🤖 AI Summary
This work addresses the cross-modal semantic gap in video temporal grounding, which often leads to misalignment between query and background features and results in non-discriminative and semantically inconsistent direct matching. To mitigate this, the authors propose the MASRA framework, which leverages a multimodal large language model (MLLM) during training to generate event-level descriptions and clip-level captions, thereby constructing dual-level textual priors. The framework introduces a decoupled alignment interaction mechanism and a context-aware codebook, enhancing semantic-temporal correspondence and structural consistency through Event Semantic Temporal Alignment (ESTA) and Local Relational Consistency Alignment (LRCA). Notably, MLLM is not required during inference, significantly improving efficiency. Extensive experiments demonstrate that the proposed method outperforms existing approaches on multiple benchmarks, and ablation studies confirm the effectiveness of each component.
📝 Abstract
Video Temporal Grounding (VTG) faces a cross-modal semantic gap that often leads to background features being incorrectly aligned with the query, while directly matching the query to moments results in insufficient discriminability and consistency of temporal semantics.

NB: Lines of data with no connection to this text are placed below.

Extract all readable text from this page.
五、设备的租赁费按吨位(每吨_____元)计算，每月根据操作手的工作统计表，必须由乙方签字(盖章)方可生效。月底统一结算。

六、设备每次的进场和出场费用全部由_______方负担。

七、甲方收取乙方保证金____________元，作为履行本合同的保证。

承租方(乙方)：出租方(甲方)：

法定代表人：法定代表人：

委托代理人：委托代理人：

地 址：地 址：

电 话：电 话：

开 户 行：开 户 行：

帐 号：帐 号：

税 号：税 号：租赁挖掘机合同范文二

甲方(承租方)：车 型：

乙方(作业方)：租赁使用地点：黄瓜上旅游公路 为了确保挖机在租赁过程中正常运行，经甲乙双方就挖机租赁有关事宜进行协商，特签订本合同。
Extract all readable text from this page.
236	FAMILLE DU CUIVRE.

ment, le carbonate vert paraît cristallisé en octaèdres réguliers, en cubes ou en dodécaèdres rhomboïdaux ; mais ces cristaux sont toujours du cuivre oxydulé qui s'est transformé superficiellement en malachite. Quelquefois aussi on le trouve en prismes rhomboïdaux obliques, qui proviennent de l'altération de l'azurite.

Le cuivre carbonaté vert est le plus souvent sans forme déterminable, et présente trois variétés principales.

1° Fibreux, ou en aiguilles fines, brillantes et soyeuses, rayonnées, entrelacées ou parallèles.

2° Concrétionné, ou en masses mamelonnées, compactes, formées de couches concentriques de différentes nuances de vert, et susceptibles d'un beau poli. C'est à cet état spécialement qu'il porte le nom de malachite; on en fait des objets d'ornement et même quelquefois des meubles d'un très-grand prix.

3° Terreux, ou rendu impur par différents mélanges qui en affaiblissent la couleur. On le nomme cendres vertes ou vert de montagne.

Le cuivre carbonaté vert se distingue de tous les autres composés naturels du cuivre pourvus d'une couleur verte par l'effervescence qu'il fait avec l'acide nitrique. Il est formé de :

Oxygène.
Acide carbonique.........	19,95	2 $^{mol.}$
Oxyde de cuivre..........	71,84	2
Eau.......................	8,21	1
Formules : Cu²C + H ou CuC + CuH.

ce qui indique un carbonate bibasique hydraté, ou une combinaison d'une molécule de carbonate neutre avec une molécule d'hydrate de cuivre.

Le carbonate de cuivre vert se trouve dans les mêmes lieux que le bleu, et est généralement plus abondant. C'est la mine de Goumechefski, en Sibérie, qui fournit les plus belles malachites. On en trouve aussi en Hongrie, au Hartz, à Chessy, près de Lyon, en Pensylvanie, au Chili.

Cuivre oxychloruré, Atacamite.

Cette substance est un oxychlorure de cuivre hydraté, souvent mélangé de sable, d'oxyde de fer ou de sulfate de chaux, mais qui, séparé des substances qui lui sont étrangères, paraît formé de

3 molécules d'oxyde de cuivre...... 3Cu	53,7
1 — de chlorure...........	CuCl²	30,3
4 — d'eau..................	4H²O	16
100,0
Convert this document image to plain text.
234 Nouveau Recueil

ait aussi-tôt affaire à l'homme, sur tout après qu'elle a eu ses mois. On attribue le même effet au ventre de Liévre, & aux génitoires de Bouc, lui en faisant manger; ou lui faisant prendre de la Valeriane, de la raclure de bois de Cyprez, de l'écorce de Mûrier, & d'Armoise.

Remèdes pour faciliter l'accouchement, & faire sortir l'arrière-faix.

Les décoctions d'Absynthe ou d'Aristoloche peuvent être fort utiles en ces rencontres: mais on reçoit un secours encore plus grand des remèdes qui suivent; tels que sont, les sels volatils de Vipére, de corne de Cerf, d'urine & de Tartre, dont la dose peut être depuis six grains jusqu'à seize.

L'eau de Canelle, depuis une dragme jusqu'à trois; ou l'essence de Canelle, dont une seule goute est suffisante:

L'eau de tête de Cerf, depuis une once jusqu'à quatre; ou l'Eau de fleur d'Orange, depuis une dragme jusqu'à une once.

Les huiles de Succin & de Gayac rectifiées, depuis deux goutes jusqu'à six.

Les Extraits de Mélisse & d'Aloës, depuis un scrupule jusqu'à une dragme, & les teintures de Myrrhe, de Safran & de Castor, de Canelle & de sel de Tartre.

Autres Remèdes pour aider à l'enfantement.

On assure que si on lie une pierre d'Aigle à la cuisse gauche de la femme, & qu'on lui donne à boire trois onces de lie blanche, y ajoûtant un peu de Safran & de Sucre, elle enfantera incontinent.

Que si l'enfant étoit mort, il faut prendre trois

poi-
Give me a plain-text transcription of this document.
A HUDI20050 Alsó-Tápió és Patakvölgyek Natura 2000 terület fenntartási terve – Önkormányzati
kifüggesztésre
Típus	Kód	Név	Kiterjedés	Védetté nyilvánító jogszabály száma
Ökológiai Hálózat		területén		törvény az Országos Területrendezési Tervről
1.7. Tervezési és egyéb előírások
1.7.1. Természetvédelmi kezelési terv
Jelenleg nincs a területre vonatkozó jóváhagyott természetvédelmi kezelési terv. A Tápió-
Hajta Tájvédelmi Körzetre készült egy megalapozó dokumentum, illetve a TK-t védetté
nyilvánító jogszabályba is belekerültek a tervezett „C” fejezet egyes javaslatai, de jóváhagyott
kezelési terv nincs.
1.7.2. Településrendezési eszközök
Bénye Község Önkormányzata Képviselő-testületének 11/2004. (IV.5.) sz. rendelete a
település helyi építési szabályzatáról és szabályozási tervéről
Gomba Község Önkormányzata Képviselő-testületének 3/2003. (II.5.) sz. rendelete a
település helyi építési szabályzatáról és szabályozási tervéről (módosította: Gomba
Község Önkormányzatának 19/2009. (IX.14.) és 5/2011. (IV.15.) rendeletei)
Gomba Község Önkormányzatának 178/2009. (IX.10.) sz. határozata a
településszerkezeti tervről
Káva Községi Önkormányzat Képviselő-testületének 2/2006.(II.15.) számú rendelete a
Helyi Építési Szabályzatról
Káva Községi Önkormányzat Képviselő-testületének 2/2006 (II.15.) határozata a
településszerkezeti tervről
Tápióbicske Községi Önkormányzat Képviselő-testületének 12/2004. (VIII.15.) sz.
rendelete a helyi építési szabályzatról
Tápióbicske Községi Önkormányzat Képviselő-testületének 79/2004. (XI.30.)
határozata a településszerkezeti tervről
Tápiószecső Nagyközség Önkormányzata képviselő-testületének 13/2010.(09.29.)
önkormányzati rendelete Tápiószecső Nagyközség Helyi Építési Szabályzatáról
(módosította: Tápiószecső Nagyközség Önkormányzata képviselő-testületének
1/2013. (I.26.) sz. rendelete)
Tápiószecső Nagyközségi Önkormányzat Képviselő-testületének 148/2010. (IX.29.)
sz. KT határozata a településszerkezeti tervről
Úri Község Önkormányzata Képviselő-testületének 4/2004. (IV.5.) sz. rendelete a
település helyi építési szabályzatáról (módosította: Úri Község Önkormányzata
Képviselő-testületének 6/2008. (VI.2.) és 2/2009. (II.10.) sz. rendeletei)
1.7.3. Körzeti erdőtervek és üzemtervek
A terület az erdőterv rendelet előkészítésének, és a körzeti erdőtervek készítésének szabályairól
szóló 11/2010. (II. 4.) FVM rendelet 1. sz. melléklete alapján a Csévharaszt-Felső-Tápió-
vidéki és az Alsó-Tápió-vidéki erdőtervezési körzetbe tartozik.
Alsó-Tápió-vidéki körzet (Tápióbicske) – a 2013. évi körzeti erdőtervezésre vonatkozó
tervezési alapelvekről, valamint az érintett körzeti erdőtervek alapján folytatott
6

To address this issue, we propose MLLM-Assisted Semantic-Relational Consistent Alignment (MASRA), a training-time MLLM-based optimization framework for VTG. MASRA leverages an MLLM during training to produce two forms of textual priors, namely event-level descriptions with temporal spans and clip-level captions, and instantiates two MLLM-assisted alignments. Event Semantic Temporal Alignment (ESTA) aligns temporal context with event semantics to explicitly strengthen the correspondence between semantics and temporal events and improve span-level separability. Local Relational Consistency Alignment (LRCA) constructs a textual relation matrix derived from clip-level captions and aligns it with the temporal feature similarity matrix in the model, enhancing temporal consistency while capturing local structural information. MASRA includes two simple supporting modules, semantic-guided enhancement and second-order relational attention, to better utilize the learned semantic context and relational structure. Moreover, we introduce Decoupled Alignment Interaction (DAI) with a context-aware codebook to adaptively absorb query-irrelevant semantics and alleviate the cross-modal gap. The MLLM is only invoked during training and is not used at inference. Extensive experiments show that MASRA outperforms existing methods, and ablation studies validate its effectiveness.